The majority of this time is spent rehashing the same moments over and over. Kim says they should turn around. Mike tells her to shut her trap. Danny makes bad jokes. They stop to get directions only to be shot down (the only person to help them is a mentally challenged man who communicates through hand gestures and vocal tics, the “funny retard” character that unfortunately often pops up in all these films). Even when they reach the cabin, we spend most of our time watching characters mill about than actually do anything worth watching. It’s tedious time wasting, just padding to get the film up to feature length.
But once that hairy arm comes bursting through the wall of the cabin, BLOOD STALKERS undergoes a strange metamorphosis. The direction becomes noticeably more experimental, with multiple close ups giving way to slow motion action shots and off-kilter camera angles. The lighting becomes less naturalistic and more artificial. As he searches for help, Mike inexplicably comes across a church group having choir practice, the melodic singing underscoring Mike’s desperate pleas for help and his frantic return to the cabin. It’s like we slipped out of the workaday, low budget B horror film into the land of bizarre Southern Gothic. It’s a major tonal shift and a complete reversal of the visual style of the proceeding 60 minutes.
It probably won’t surprise you to learn that the monsters terrorizing our protagonists are not monsters at all, just the trio of rednecks decked out in cheap Bigfoot costumes. But even this reveal (and the slaughter that proceeds it) is handled in a fashion not usually found in movies like this. Mike’s return to the cabin triggers the most shocking scene the film has to offer, a real gut punch of a moment that actually rendered me momentarily speechless (and made me remember just how stunning the final act of Sergio Martino’s TORSO was the first time I saw it). It’s a brave move for Morgan to make and the concluding action of the film doubles down on the nasty bloodshed that triggered it.
Make no mistake, the final 20 minutes of BLOOD STALKERS is damn good stuff. Like GOD’s BLOODY ACRE, the biggest complaint I have about the film is that it takes so damn long to get there.
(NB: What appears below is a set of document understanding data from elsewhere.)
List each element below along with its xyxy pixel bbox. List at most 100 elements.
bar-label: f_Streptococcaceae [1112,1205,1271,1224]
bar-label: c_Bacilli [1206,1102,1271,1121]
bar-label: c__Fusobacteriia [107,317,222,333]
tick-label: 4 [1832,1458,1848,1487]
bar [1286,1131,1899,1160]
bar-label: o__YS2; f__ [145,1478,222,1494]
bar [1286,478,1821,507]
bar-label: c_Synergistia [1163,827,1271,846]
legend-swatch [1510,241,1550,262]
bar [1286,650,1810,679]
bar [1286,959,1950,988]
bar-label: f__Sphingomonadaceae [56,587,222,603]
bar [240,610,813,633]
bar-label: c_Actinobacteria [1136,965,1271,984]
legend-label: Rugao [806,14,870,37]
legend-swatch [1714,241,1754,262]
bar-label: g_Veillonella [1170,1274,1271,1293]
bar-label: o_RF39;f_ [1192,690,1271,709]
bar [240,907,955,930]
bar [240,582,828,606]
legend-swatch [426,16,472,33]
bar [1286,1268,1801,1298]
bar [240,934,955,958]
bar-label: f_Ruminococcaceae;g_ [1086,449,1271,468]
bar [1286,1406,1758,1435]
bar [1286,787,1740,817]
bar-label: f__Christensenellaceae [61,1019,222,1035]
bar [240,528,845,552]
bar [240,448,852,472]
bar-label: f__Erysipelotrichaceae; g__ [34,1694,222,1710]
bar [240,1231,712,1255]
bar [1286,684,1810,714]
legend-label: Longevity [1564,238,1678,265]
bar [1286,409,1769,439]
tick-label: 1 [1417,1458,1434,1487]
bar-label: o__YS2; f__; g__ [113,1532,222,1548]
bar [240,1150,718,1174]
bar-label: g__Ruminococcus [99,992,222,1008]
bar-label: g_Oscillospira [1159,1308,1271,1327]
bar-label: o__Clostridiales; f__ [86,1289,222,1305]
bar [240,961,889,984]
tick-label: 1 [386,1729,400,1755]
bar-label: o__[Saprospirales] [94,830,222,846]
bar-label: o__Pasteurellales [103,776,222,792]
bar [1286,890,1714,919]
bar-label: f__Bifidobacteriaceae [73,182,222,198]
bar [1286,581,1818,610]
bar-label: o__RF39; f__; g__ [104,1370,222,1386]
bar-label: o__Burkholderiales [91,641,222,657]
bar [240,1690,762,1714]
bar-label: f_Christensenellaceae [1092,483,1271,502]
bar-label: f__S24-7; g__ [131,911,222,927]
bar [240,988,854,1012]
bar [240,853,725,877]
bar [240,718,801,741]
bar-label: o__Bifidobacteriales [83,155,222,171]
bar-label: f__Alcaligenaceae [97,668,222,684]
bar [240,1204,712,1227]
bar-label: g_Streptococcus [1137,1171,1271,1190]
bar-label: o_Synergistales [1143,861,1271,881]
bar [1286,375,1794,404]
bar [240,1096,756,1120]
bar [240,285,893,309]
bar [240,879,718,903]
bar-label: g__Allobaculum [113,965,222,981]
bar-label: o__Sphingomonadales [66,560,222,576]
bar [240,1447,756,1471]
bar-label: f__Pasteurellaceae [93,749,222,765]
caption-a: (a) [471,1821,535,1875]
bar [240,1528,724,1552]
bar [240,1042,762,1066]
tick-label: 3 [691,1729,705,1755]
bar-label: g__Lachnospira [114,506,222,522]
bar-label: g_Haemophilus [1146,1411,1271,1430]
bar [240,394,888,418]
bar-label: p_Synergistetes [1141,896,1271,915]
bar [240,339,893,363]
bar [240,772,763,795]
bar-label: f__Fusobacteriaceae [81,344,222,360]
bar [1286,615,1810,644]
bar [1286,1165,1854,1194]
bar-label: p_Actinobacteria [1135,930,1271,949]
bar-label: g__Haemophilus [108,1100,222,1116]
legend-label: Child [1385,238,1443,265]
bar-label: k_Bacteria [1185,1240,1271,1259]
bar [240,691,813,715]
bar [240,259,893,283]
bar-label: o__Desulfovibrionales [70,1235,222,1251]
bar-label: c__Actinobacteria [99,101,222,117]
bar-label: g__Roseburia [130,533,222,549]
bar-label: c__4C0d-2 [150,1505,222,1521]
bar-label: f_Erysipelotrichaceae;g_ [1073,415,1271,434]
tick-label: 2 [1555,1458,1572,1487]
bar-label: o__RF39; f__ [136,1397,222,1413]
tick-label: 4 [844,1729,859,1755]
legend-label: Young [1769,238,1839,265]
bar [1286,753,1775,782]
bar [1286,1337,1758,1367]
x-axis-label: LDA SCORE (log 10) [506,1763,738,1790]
Half of the audience will check out well before it reaches the end of the second act. It would have helped if Morgan gave us characters with whole personalities instead of just flashes of internal conflict. Danny is worried about money. Jeri is torn between wanting to support her husband and not wanting to go back to stripping. Mike suffered emotional trauma in Vietnam. Kim… well, she just won’t stop whining. None of these character moments matter at all. They’re just brought up, explored for a few minutes, and then dropped. As a result, the characters (despite being well acted by an energetic cast) feel cardboard and flimsy, and the time spent with them doesn’t add up to much.
But once the film starts picking up speed and the main threat is revealed, BLOOD STALKERS becomes a rather excellent little horror movie. It’s difficult to stay angry about the slow, plodding first half of the film when it ends in such glorious fashion. After all, it isn’t how you start the game, it’s how you finish it that matters. BLOOD STALKERS might stumble out of the gate, but in its final act, it puts on one helluva good show.